文摘This paper examines what determines the offer price for a ChiNext IPO and discusses how we can improve the current "Chinese-style" bookbuilding process. We establish that the ChiNext IPO underwriter relies upon the institutional investors to discover the issuer's intrinsic value (in the form of a preliminary price), and that the same underwriter adjusts the preliminary price to establish the final offer price, based on its assessment of the institutional investors' motivations.
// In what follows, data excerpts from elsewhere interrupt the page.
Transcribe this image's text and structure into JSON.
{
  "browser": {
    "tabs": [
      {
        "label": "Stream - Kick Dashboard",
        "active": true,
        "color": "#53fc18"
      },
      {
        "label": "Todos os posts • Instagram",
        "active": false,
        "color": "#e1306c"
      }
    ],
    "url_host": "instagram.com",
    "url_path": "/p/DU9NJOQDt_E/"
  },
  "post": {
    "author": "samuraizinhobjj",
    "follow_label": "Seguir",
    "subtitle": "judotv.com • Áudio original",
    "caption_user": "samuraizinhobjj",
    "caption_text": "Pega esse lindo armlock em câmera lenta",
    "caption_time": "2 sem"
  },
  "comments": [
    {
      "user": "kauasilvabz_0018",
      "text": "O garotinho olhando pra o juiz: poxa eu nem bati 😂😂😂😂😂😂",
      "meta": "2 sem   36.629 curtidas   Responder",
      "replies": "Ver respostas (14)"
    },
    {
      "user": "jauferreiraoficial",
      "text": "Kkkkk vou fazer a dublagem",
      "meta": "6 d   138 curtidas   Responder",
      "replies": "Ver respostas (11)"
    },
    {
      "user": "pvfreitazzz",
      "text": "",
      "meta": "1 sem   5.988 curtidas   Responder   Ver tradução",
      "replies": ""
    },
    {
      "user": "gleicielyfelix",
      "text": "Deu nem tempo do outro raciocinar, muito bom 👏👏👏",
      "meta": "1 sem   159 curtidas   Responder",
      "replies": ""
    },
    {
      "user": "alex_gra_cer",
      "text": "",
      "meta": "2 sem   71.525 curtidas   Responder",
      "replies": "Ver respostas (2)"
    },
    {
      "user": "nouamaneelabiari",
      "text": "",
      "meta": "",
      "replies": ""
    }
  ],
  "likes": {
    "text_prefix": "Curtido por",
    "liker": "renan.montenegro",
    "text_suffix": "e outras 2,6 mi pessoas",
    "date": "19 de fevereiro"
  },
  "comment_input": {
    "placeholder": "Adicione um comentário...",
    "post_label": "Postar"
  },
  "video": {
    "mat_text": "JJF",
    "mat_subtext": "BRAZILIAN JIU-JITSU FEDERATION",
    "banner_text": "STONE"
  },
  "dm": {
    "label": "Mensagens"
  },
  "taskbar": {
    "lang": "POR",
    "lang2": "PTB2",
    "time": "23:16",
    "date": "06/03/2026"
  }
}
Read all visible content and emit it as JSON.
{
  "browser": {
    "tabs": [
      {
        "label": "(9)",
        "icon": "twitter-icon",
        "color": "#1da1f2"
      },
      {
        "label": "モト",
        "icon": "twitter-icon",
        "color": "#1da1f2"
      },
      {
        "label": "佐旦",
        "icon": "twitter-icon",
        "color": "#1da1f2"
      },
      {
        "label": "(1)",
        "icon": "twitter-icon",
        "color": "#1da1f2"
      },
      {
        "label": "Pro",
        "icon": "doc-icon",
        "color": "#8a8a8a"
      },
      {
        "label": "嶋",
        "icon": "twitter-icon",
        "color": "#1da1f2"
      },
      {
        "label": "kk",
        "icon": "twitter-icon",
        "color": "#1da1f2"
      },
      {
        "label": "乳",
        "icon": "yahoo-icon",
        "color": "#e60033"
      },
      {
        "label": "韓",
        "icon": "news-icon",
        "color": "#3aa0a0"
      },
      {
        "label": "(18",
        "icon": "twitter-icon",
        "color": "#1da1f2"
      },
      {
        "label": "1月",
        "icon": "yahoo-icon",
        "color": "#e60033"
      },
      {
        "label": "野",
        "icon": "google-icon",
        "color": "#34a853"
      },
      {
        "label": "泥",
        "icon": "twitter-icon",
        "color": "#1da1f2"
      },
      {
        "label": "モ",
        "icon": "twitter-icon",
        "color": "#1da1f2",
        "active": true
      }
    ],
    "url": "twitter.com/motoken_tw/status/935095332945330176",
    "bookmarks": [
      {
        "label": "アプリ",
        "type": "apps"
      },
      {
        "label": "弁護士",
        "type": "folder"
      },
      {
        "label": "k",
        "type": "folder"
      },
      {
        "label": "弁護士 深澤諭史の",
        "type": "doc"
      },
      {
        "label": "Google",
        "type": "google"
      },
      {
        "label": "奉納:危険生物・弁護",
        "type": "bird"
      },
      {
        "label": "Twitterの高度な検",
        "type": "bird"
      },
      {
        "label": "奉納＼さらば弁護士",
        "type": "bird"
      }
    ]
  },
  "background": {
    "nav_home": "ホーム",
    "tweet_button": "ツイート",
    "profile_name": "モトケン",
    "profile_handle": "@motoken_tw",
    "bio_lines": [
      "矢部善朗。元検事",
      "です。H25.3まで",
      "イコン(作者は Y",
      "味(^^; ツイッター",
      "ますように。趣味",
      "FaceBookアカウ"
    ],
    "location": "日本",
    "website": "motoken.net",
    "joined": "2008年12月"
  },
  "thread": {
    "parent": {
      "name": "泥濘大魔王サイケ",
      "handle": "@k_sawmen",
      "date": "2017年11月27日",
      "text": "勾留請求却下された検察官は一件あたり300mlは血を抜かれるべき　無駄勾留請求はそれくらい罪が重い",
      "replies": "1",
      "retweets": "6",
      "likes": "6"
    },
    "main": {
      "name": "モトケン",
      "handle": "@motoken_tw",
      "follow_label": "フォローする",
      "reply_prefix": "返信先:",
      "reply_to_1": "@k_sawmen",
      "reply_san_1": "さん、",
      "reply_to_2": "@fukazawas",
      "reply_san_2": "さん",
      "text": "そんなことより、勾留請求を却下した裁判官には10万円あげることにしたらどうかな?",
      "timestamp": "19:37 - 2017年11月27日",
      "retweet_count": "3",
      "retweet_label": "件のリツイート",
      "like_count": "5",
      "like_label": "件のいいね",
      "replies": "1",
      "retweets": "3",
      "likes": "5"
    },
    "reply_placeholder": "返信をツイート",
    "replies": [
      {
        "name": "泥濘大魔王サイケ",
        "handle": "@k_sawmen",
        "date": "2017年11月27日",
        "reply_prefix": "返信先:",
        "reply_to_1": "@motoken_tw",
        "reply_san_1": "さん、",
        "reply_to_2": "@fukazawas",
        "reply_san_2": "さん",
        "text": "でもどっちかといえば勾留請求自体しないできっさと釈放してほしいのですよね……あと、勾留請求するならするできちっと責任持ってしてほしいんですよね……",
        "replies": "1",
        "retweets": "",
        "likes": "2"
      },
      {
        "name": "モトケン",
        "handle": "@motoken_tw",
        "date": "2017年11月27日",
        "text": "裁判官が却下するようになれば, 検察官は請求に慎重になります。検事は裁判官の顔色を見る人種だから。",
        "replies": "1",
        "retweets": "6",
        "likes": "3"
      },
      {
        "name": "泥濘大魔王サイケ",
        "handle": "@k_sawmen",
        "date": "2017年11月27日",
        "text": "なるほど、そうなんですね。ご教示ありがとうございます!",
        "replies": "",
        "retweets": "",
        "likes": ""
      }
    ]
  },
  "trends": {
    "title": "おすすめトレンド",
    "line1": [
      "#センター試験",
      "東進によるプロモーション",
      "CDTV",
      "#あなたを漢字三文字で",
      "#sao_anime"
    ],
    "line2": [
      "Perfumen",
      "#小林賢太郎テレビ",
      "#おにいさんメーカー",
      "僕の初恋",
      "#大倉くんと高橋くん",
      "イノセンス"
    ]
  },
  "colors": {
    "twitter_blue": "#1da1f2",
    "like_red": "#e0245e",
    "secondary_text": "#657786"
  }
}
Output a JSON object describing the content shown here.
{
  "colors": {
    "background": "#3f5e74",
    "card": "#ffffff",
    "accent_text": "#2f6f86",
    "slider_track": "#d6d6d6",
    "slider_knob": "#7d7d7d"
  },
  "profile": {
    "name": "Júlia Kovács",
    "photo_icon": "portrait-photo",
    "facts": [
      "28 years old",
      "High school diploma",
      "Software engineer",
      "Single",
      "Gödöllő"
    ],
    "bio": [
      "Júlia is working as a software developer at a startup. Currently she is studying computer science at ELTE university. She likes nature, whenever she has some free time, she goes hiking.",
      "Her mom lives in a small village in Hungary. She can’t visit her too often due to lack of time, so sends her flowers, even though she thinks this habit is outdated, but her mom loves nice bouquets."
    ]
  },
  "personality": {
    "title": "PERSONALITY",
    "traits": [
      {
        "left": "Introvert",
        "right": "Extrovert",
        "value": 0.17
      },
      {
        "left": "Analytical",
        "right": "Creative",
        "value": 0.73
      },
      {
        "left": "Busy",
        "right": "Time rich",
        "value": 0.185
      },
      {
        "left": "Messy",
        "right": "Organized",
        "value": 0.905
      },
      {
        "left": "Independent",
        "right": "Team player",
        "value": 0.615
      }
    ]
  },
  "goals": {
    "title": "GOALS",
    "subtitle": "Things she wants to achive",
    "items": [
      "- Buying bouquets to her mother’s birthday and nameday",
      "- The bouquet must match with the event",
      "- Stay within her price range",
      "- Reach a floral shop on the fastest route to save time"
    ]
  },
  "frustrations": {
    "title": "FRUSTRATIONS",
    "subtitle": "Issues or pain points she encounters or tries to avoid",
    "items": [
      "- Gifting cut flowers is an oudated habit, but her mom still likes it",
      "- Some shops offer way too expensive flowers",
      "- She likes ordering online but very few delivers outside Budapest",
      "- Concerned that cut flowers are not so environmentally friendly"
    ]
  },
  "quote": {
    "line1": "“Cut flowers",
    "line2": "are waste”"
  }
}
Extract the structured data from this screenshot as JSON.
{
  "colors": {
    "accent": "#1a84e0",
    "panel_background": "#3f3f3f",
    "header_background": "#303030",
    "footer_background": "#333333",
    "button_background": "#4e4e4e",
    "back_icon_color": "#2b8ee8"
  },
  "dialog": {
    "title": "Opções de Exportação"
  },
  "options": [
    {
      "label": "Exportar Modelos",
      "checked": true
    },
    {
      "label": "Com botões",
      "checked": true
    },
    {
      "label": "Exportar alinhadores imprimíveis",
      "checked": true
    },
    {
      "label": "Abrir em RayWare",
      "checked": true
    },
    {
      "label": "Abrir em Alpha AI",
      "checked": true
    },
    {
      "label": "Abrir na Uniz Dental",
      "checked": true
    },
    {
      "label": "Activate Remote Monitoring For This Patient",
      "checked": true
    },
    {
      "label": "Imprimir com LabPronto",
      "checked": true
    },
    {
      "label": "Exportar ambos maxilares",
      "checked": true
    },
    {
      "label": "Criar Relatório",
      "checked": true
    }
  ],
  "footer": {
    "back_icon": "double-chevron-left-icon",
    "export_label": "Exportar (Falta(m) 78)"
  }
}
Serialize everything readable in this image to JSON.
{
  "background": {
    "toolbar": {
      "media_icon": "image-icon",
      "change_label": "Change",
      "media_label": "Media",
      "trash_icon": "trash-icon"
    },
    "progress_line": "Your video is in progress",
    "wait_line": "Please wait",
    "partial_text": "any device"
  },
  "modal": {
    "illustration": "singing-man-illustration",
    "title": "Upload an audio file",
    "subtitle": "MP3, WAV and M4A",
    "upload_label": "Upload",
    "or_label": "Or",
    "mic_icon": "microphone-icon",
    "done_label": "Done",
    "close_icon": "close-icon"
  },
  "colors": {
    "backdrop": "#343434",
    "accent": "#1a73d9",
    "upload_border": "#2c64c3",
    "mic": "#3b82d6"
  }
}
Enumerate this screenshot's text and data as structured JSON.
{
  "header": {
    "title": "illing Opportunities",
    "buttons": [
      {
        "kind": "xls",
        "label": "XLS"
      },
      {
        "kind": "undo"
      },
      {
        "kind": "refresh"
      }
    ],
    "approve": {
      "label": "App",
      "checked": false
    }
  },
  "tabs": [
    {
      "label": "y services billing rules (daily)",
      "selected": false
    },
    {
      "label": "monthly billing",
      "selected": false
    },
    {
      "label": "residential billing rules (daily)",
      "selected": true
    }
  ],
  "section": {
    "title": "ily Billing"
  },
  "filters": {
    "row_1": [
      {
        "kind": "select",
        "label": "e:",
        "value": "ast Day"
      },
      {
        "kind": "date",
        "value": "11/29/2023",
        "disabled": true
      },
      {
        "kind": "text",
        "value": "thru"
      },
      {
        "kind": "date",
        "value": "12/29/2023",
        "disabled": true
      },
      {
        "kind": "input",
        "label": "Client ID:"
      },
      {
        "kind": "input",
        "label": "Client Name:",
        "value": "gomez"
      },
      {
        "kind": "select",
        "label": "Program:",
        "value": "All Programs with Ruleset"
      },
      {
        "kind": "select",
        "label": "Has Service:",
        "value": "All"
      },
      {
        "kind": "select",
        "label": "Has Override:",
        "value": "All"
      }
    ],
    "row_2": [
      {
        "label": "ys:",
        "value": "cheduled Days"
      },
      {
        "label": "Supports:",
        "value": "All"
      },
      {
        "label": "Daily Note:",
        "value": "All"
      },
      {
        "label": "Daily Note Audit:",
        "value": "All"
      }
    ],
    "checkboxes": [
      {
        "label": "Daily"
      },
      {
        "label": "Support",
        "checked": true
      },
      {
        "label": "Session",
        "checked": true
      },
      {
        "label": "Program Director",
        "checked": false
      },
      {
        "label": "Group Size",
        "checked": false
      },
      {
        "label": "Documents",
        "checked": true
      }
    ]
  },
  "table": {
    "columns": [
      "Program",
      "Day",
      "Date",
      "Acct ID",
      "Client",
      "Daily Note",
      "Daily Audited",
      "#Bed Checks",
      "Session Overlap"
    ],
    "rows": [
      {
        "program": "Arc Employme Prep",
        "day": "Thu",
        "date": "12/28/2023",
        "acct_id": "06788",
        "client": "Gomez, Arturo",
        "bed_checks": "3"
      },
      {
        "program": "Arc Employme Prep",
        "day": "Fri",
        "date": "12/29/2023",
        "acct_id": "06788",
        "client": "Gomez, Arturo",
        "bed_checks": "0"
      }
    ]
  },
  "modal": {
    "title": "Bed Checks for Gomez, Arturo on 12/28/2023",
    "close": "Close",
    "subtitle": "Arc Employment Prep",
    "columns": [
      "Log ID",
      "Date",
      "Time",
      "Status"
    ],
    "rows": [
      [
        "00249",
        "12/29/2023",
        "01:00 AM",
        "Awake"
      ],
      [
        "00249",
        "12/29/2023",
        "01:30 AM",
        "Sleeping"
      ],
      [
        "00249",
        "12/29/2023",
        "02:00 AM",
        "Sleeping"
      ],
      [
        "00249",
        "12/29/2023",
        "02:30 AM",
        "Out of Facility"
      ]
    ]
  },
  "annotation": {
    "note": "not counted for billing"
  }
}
Since the underwriter does not have discretionary power in new share allocation, this "Chinese-style" bookbuilding process contains certain pitfalls from an information asymmetry standpoint. The institutional investors mainly use "simple and direct" variables that do not adequately reflect the issuer's true intrinsic value to develop the preliminary price, while the underwriter adjusts that price downward to establish the offer price to clear the market, as a measure to counter a perceived free-rider issue among the institutional investors. This process, in effect, contributes to initial IPO underpricing and causes principal-agent conflicts between the underwriter and the issuer. We argue that such a pricing inefficiency could be improved by an innovative "bookbuilding plus price discretionary auction" process, which is a combination of the modified OpenlPO and Taiwan-style auctioned IPO approaches.